Индивидуальность и свобода — это и есть наша национальная идея, она делает Россию европейской державой, русского человека европейцем. Ее предстоит отстаивать, вопреки убеждениям тех, кто поныне полагает Россию страной своего пути. Этот свой мы прошли до конца, и куда он привел?
В 1926 г. глубокомысленный наблюдатель писал о России: “Запад… должен войти своей справедливой долей в творчество национальной культуры.

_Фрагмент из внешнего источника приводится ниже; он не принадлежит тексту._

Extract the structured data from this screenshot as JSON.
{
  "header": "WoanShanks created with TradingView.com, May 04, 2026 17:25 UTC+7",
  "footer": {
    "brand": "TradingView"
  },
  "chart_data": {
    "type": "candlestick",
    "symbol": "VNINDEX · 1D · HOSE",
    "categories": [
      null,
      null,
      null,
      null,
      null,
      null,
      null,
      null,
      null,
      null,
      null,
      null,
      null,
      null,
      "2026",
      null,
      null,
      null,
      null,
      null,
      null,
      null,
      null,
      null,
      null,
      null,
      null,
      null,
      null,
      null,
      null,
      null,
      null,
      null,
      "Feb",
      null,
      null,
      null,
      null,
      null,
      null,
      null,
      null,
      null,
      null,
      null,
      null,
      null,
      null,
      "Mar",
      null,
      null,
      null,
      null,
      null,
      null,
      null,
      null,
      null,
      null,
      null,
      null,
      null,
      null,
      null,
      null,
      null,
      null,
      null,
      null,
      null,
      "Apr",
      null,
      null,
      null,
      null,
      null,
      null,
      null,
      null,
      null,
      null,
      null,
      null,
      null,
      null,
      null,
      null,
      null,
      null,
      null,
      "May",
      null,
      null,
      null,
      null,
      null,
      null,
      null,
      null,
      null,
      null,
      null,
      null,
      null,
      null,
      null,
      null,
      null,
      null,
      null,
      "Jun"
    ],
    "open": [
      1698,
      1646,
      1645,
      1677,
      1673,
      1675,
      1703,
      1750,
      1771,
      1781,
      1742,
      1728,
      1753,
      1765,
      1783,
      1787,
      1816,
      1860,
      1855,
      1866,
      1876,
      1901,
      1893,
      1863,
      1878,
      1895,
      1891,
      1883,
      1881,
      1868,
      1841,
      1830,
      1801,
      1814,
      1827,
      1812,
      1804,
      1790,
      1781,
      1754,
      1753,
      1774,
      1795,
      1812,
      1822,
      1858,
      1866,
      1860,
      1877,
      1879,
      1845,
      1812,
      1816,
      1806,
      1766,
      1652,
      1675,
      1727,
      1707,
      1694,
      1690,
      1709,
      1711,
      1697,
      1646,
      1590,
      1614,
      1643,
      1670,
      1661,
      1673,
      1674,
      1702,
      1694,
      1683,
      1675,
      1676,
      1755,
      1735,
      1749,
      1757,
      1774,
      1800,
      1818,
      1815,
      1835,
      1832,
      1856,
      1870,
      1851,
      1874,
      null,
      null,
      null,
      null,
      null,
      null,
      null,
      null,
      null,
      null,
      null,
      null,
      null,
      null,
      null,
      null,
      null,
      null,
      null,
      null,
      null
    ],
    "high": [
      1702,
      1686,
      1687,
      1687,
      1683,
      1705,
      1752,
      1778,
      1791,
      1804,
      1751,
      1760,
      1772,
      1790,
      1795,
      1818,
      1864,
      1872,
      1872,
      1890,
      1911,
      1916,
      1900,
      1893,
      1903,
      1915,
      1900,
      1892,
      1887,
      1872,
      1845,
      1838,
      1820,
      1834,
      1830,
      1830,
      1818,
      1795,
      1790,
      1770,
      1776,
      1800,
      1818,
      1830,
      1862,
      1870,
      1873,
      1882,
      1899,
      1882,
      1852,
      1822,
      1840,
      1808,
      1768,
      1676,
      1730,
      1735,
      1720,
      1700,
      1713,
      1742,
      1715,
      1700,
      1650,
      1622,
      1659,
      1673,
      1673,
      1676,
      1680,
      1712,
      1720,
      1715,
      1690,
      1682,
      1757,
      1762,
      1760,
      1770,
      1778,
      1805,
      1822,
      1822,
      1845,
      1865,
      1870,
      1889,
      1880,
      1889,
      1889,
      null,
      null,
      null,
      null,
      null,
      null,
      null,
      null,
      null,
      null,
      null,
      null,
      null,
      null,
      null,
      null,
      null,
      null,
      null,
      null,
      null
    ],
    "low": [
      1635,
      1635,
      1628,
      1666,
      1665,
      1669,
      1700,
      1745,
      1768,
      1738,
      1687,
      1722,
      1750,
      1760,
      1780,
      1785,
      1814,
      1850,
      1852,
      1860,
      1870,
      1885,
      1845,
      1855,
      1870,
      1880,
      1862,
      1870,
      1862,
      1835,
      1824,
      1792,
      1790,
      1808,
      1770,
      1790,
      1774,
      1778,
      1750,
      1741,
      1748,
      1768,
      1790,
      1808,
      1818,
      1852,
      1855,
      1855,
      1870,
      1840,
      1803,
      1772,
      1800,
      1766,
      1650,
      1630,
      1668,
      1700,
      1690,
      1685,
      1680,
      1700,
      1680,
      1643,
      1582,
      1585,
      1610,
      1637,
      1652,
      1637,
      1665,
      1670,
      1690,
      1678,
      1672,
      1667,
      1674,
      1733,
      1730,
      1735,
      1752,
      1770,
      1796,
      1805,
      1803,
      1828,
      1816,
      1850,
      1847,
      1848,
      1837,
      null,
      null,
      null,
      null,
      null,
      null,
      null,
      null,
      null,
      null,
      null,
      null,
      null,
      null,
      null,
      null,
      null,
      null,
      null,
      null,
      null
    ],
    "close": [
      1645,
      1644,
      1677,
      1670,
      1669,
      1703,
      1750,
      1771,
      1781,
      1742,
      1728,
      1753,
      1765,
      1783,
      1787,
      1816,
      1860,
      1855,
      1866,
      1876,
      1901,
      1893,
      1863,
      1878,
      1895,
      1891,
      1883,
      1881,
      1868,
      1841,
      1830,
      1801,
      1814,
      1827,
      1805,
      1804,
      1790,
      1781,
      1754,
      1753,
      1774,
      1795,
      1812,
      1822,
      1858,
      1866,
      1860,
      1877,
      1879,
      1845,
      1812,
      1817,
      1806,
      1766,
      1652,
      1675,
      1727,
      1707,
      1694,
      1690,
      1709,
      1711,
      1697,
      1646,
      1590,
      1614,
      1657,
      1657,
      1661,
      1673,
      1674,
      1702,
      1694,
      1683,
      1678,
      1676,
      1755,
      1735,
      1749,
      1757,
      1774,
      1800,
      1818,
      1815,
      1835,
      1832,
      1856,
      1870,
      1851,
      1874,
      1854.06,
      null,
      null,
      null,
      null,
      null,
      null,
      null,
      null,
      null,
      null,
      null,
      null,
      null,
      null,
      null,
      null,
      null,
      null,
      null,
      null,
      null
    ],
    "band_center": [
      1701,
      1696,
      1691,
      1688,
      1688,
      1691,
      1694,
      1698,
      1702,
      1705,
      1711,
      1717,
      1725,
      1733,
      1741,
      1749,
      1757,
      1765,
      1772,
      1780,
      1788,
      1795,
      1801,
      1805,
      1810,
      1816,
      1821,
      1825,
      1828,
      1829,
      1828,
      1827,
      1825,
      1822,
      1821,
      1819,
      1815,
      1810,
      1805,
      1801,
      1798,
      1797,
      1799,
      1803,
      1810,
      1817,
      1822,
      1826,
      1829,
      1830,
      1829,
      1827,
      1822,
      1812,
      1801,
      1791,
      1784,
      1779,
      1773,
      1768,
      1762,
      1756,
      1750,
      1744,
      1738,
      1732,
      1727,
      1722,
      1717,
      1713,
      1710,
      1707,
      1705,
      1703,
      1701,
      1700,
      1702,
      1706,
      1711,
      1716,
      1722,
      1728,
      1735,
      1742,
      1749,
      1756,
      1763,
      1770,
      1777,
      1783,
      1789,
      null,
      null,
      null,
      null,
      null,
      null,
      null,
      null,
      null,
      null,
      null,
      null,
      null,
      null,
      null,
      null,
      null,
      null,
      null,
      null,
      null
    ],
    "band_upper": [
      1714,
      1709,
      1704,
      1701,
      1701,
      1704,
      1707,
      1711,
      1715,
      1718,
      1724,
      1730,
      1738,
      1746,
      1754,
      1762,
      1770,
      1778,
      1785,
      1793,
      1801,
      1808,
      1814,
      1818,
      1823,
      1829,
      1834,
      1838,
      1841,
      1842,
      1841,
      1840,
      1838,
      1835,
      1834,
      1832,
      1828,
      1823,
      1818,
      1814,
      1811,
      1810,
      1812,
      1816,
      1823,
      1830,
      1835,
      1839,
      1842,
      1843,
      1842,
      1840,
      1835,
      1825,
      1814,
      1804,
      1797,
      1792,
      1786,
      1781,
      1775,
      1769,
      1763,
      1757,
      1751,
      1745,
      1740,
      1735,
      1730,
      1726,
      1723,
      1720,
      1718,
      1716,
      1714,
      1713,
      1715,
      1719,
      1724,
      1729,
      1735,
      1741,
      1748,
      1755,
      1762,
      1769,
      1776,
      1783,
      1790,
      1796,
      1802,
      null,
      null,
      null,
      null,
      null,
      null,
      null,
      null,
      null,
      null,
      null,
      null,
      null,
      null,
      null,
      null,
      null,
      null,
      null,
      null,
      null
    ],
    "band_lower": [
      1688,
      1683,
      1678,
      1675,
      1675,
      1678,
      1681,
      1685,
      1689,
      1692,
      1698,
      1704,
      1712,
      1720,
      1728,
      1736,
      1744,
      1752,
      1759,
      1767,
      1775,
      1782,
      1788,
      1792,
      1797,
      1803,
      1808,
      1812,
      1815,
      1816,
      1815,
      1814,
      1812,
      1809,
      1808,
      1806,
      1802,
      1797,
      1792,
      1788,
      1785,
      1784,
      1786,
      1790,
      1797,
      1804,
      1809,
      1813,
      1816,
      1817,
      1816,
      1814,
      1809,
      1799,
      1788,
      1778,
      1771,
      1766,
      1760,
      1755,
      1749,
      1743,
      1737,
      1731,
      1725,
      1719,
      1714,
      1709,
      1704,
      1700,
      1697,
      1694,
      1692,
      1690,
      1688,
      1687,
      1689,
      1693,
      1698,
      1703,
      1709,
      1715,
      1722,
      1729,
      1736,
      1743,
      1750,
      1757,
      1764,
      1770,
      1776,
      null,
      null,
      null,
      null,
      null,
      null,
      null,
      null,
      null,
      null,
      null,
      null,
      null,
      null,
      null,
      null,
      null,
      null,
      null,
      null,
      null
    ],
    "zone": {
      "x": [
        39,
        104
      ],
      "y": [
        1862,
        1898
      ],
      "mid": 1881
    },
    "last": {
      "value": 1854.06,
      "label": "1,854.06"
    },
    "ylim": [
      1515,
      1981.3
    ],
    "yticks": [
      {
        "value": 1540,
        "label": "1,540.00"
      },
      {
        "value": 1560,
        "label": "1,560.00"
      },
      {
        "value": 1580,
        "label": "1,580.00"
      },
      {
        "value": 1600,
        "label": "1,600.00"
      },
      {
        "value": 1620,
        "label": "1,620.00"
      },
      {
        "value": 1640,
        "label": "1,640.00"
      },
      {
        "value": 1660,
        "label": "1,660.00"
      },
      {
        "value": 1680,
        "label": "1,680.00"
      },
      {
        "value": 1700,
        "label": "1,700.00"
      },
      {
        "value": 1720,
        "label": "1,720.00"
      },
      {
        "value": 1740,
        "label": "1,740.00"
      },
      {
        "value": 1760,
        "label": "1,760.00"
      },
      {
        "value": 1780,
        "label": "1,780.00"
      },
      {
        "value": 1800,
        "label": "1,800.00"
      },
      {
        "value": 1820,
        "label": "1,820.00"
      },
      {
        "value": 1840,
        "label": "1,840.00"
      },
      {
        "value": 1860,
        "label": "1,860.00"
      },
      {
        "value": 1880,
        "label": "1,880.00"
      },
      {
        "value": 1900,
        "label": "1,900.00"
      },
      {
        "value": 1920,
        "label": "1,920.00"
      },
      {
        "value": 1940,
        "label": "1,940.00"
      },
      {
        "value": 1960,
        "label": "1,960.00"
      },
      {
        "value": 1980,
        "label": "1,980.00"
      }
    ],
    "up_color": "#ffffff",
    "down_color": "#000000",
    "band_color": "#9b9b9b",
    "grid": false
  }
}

Не может быть безболезненной встреча этих двух стихий <…> Но без их слияния — в вечной борьбе — не бывать и русской культуре”**.
Вот в чем наша новая идея — в отказе от старой, от идеи своего пути, содержащей представление (сейчас вернее говорить: слепое убеждение), будто народ прав, народ мудр и т. д. Правым — не правым, мудрым — глупым может быть только индивид, в отношении же к истине правота народа есть абстракция, а поклонение ей (как и вера в мессианское предназначение народа) — идолопоклонство.
Нет, говорит книга, только на пути индивидуализации, личной ответственности возможно дальнейшее развитие России как исторического феномена, а это и есть европейский путь. Переиначивая строки давнего стихотворения Вл. Соловьева, замечу: Россия стоит перед выбором: или страна Ксеркса (Азия) — старая, изжившая себя Россия иррациональных порывов, коллективных жертвоприношений; или страна Декарта (Европа) — новая Россия разума, индивидуальной практики, личной ответственности. И никаких Евразий, Евразия — тот же Ксеркс.
В этом и состоит наш особый путь: принадлежа Европе, нам предстоит эту принадлежность освоить. Но без России нет и Европы, и потому, осваивая ее достижения, мы лишь возвращаем ей наш исторический долг, помогаем ей становиться подлинной Европой. Без нас она только Запад. Вот почему прав В. Кантор, называя русского европейца феноменом культуры. Я прибавлю: универсальной, коль скоро индивидуальность — родовой признак человека, независимо от национальной, религиозной или расовой принадлежности.
*Н. Бердяев. Миросозерцание Достоевского. М., “Захаров”, 2001.** Г. П. Федотов. Три столицы. “Новый мир”, 1989, № 4.